Mental Health Still An Issue

By Daily Guide
Mental Health Still An Issue
LISTEN OCT 31, 2019

We commented on mental health in a previous edition but are constrained to return to the subject once more because it is still misunderstood by most Ghanaians.

Being a misunderstood subject as observed above, the fallouts manifest in bizarre murders and sometimes unusual or weird sexual encounters.

A few days ago, Daily Guide chanced upon a story about a young man, gainfully employed, raising a knife to his throat and slitting it. He was rushed to hospital where he succumbed to death.

When symptoms of mental challenges manifest themselves, these are dismissed and denied the attention by family members, let alone being sent to mental health treatment facilities.

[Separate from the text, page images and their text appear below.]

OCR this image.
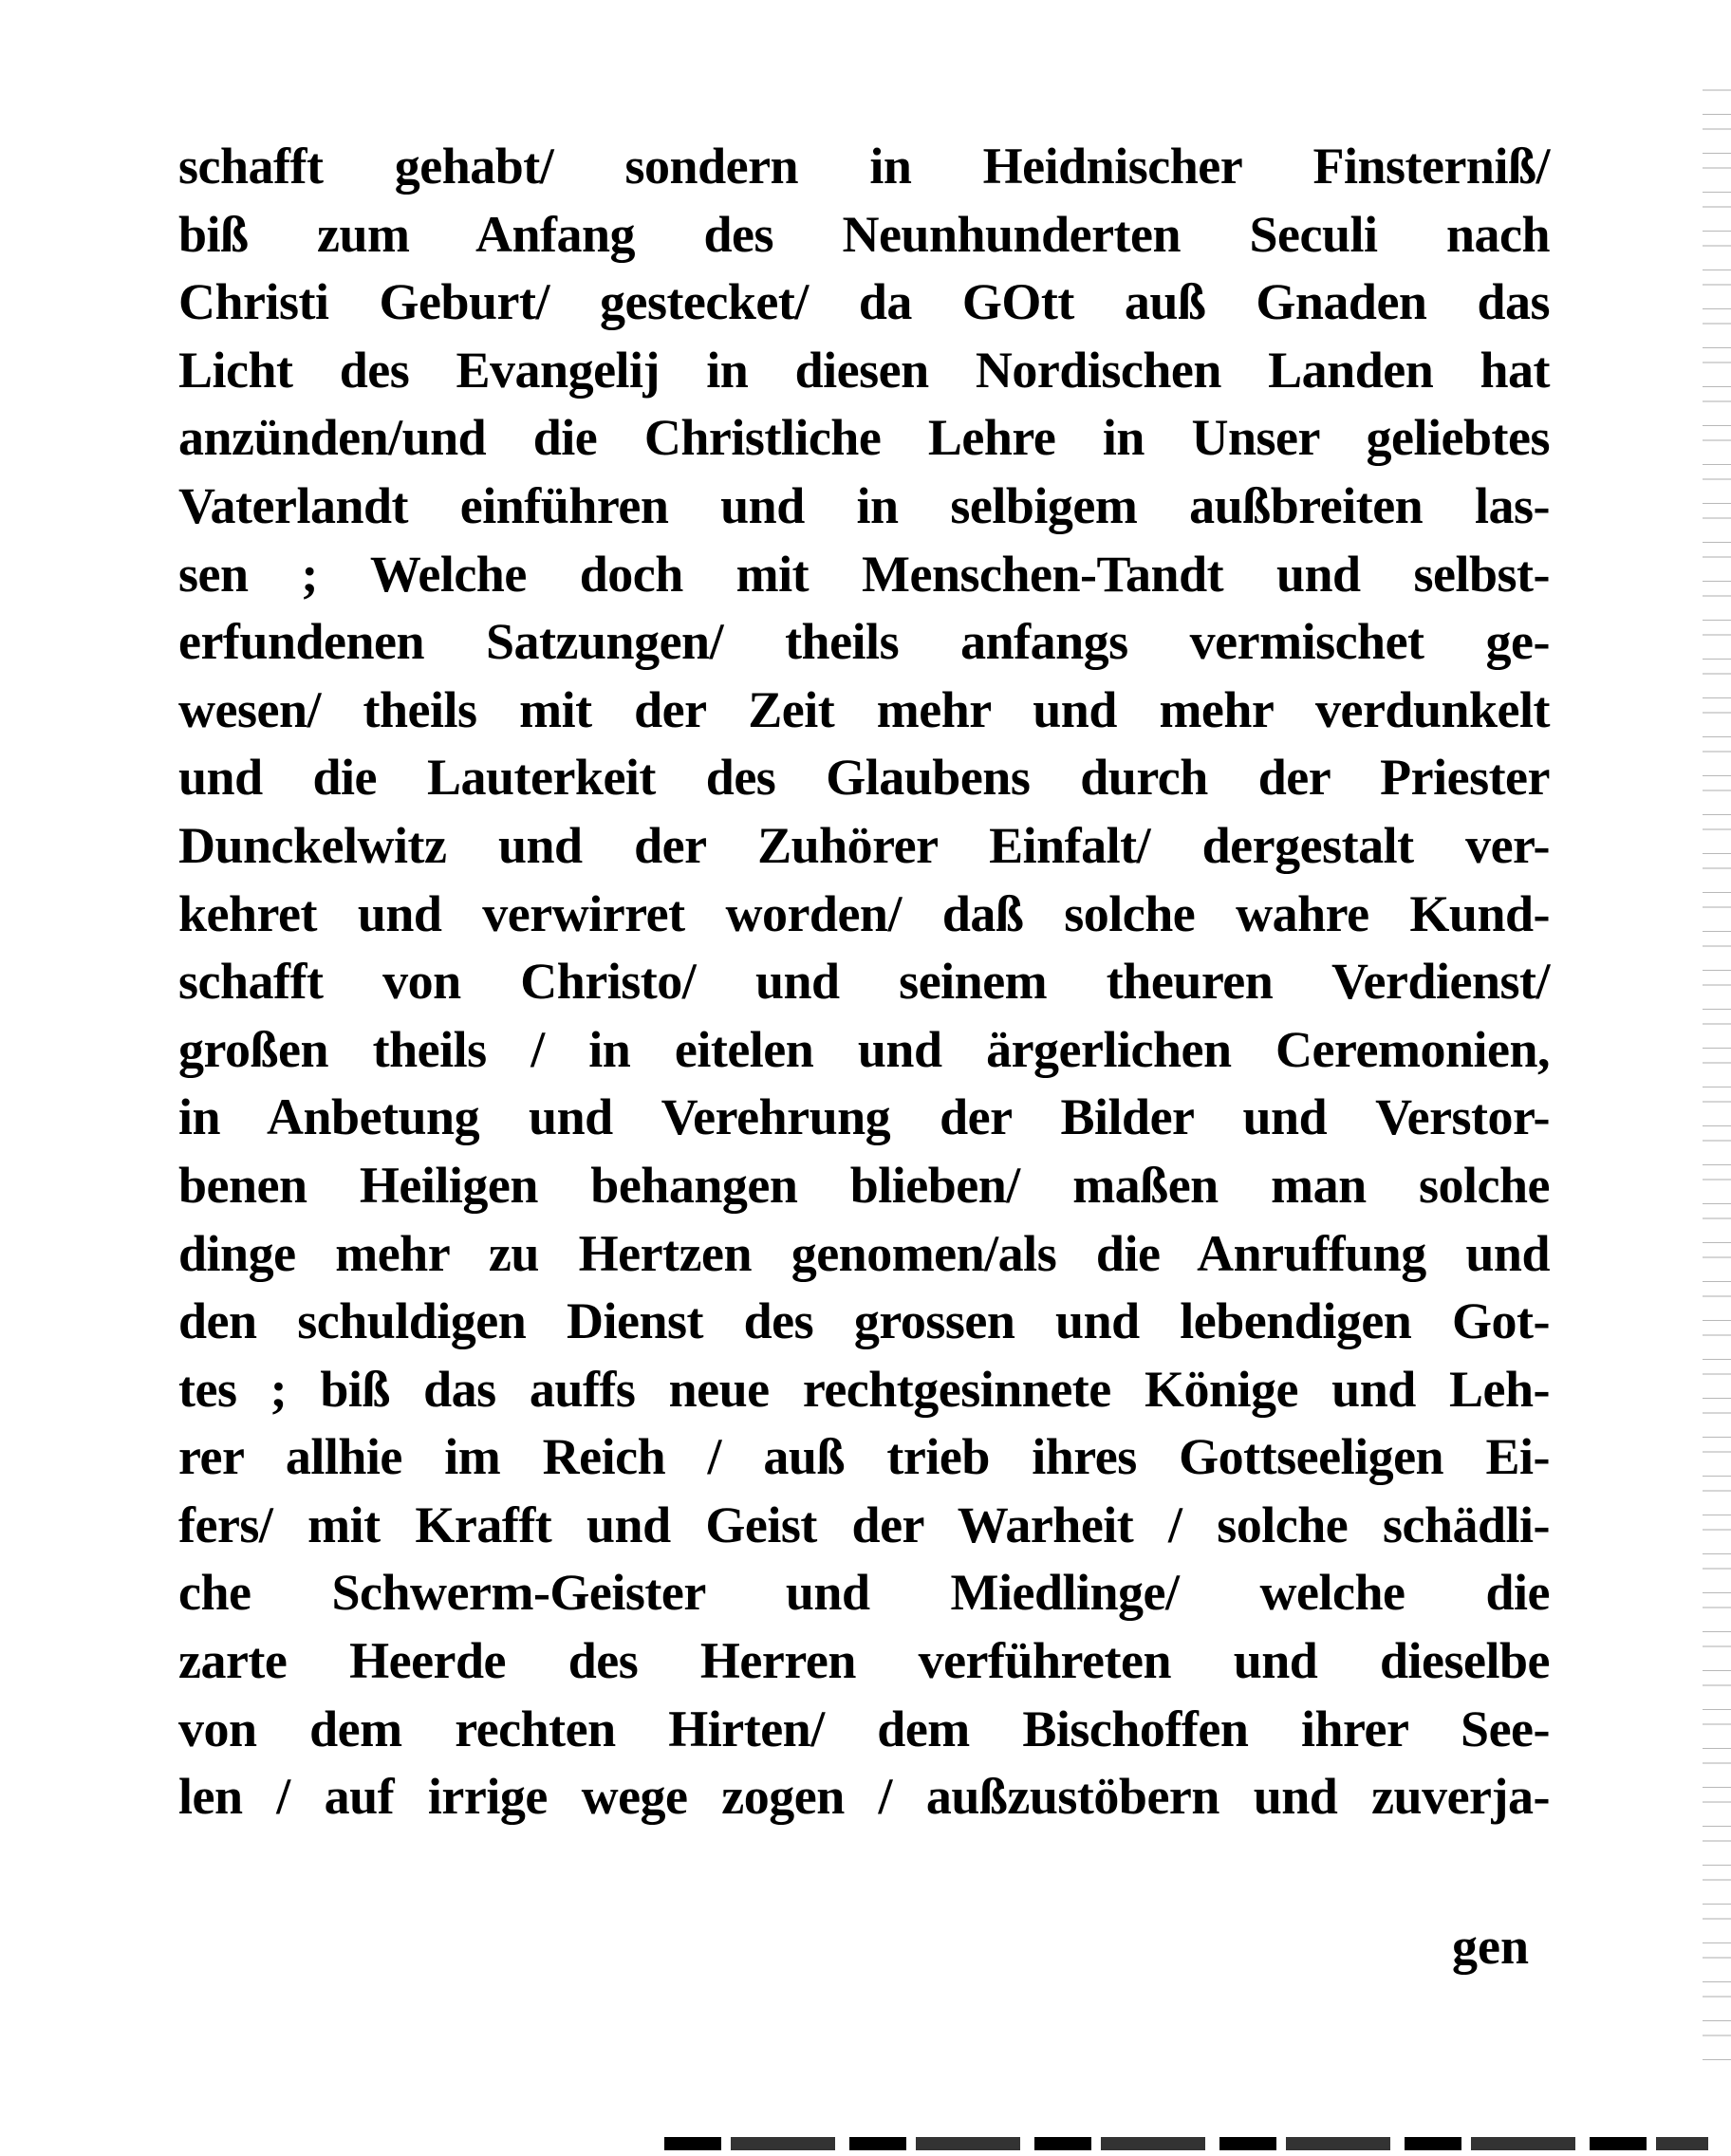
schafft gehabt/ sondern in Heidnischer Finsterniß/
biß zum Anfang des Neunhunderten Seculi nach
Christi Geburt/ gestecket/ da GOtt auß Gnaden das
Licht des Evangelij in diesen Nordischen Landen hat
anzünden/und die Christliche Lehre in Unser geliebtes
Vaterlandt einführen und in selbigem außbreiten las-
sen ; Welche doch mit Menschen-Tandt und selbst-
erfundenen Satzungen/ theils anfangs vermischet ge-
wesen/ theils mit der Zeit mehr und mehr verdunkelt
und die Lauterkeit des Glaubens durch der Priester
Dunckelwitz und der Zuhörer Einfalt/ dergestalt ver-
kehret und verwirret worden/ daß solche wahre Kund-
schafft von Christo/ und seinem theuren Verdienst/
großen theils / in eitelen und ärgerlichen Ceremonien,
in Anbetung und Verehrung der Bilder und Verstor-
benen Heiligen behangen blieben/ maßen man solche
dinge mehr zu Hertzen genomen/als die Anruffung und
den schuldigen Dienst des grossen und lebendigen Got-
tes ; biß das auffs neue rechtgesinnete Könige und Leh-
rer allhie im Reich / auß trieb ihres Gottseeligen Ei-
fers/ mit Krafft und Geist der Warheit / solche schädli-
che Schwerm-Geister und Miedlinge/ welche die
zarte Heerde des Herren verführeten und dieselbe
von dem rechten Hirten/ dem Bischoffen ihrer See-
len / auf irrige wege zogen / außzustöbern und zuverja-
gen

Most Ghanaians do not know when to seek the intervention of psychiatrists for fear of having patients stigmatised. To be labelled a lunatic in our typical Ghanaian communities is to be permanently avoided by all, including family members.

We may not be specialists in this area of medicine but have chanced upon many instances of persons showing telltale symptoms which have been left untreated with regrettable result.

The young man who in spite of the pain associated with slitting his throat went ahead to do so was, of course, a mental patient. Were his family members especially his wife observant, they would notice something unusual about his behaviour and called for intervention from an expert.

Victims of mental ailment when the symptoms are fully blown are condemned and abandoned at the psychiatric hospital hardly visited.

Those who are discharged from such facilities after receiving treatment are hardly assimilated into the community, with their moves always considered as signs of lingering lunacy.

It is gratifying to note that the state has in view of the position of mental health and the fact that there are many instances of the challenge, established a mental health authority to cater for the peculiar needs of managing the subject.

It is our take that the authority be assisted with the necessary budgetary allocation to embark upon public education about mental health. This way, people would accept mental ailments as they would other medical conditions; they are treatable especially when detected early.

One psychiatrist made an observation about the many persons who require psychiatric intervention yet do not know this and so walk about as though nothing is amiss with their mental state.

Post partum conditions which sometimes affect women when they are delivered of their babies are characterized by mental illness. In some societies, this is misunderstood and associated with unscientific conclusions.

Only a public education outreach can address this costly ignorance about mental health.